Restored in 2000–03, today’s Carnforth station is a shrine to the movie and a frequent destination for fans like me. The clock and the platforms look pretty much the same as in 1945, and inside is a re-creation of the movie coffee shop where Johnson and Howard’s characters discovered each other.

A screen shot from Brief Encounter hints at the film's evocative, almost Linkian depiction of steam in full cry after dark.
Our lunch, served by a couple of earnest young people, was quite good. And I’m glad we ordered when we did, because five minutes later a tour bus pulled up and perhaps 30 Brief Encounter pilgrims poured in for lunch, something I suspect happens often. The crowd — 90 percent female — looked as though they might have been around for the premiere. 

Other rooms in the station beckon. In one, there’s an exhibit of David Lean’s career, with an illustrated timeline that shows his transition from small, intimate dramas like Brief Encounter to his epic blockbusters The Bridge on the River KwaiLawrence of Arabia, and Doctor Zhivago. That amazing contrast is a measure of Lean’s greatness. 

In other parts of the station you can learn more about the making of Brief Encounter, or even watch the movie in a small studio theater. In the gift shop are all manner of souvenirs dedicated to the film, from DVDs to T-shirts to hardcover biographies of Celia Johnson. The volunteer staff is as helpful as can be.

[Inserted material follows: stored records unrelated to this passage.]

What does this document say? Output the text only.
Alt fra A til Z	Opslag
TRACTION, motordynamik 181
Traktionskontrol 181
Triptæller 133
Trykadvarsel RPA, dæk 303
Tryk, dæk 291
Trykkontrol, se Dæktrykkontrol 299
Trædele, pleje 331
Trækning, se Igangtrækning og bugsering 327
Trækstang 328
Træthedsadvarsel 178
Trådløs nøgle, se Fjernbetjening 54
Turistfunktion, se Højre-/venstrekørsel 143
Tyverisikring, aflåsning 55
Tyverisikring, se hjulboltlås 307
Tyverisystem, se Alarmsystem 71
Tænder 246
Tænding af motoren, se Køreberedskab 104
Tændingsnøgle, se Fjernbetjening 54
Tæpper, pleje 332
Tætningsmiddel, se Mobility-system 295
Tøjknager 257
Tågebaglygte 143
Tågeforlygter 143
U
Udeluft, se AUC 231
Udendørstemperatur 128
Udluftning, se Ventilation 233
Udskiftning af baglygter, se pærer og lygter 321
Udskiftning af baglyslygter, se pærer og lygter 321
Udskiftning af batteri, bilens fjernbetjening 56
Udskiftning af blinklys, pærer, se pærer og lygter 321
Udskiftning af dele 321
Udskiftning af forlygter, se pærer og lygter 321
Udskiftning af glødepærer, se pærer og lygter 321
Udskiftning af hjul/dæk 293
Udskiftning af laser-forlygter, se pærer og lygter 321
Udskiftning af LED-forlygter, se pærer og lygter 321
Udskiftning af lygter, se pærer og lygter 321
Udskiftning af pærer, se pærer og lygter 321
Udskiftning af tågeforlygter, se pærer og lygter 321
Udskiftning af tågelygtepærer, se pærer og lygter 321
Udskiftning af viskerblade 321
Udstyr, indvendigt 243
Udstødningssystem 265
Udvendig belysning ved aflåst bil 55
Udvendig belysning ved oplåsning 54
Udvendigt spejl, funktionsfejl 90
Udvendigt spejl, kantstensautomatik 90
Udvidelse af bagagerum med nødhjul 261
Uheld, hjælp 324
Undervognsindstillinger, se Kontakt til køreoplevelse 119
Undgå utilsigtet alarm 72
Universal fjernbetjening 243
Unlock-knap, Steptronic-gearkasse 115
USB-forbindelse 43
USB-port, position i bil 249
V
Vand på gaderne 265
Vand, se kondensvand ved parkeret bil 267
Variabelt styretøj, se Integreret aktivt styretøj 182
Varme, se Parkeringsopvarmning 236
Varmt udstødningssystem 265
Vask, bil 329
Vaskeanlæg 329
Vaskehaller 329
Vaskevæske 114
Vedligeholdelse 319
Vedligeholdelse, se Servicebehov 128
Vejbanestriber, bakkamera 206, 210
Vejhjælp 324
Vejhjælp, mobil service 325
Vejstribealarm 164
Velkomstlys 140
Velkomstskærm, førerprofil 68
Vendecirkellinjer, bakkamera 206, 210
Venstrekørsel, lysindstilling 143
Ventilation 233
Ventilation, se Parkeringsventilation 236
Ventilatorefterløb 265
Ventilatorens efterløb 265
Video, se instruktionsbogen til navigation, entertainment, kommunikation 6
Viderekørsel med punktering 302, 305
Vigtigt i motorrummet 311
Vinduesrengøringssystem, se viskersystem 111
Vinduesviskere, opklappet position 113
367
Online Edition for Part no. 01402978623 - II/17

The station is warm and comforting, but eventually the nearly constant rumble of trains outside pulled me out to where the action is. The depot is located between two sets of tracks, one set that serves the station with local service provided by the U.K. company Northern, the other the double track of the West Coast Main Line, sealed off from the platform by metal railings but otherwise highly visible. It seemed there was a train at one or the other location every 10 minutes.

Visitors to Carnforth can purchase refreshments in the recreated station cafe, the setting for much of the film's action. Kevin P. Keefe
The West Coast Main Line trains are the most exciting, of course, especially Virgin Trains’ class 390 EMU trainsets, knifing through Carnforth in a 125-mph blur of red and yellow. You never get tired of watching a show like that. There are also a fair number of goods trains, with the West Coast line carrying 40 percent of U.K. freight traffic. Throughout my trip, I was surprised at how often I saw English, Welsh & Scottish class 66 diesels — built by EMD in London, Ontario — still in their Wisconsin Central-inspired maroon and yellow a decade years after EWS became a “fallen flag.” 

You could spend the better part of a day at Carnforth and never get bored. It’s a showcase for the “big show” of dense, fast U.K. railroading.

But we couldn’t linger for long. Eventually our Northern train for Leeds arrived and we were obliged to leave the main platform, walk under that big clock again, and catch a two-car class 156 Sprinter diesel multiple-unit trainset for a delightful, bouncy ride through the Lancashire countryside. I was delighted to see you could open its “standee” windows and enjoy the fresh farm air and the sound of four-wheel trucks hammering jointed rail. 

I’ll think about returning to Carnforth someday, though, just as soon as the movie comes up on the telly again, calling to me again with those haunting, film noir images of LMS Princess Royal–class 4-6-2s screaming past a tearful Celia Johnson.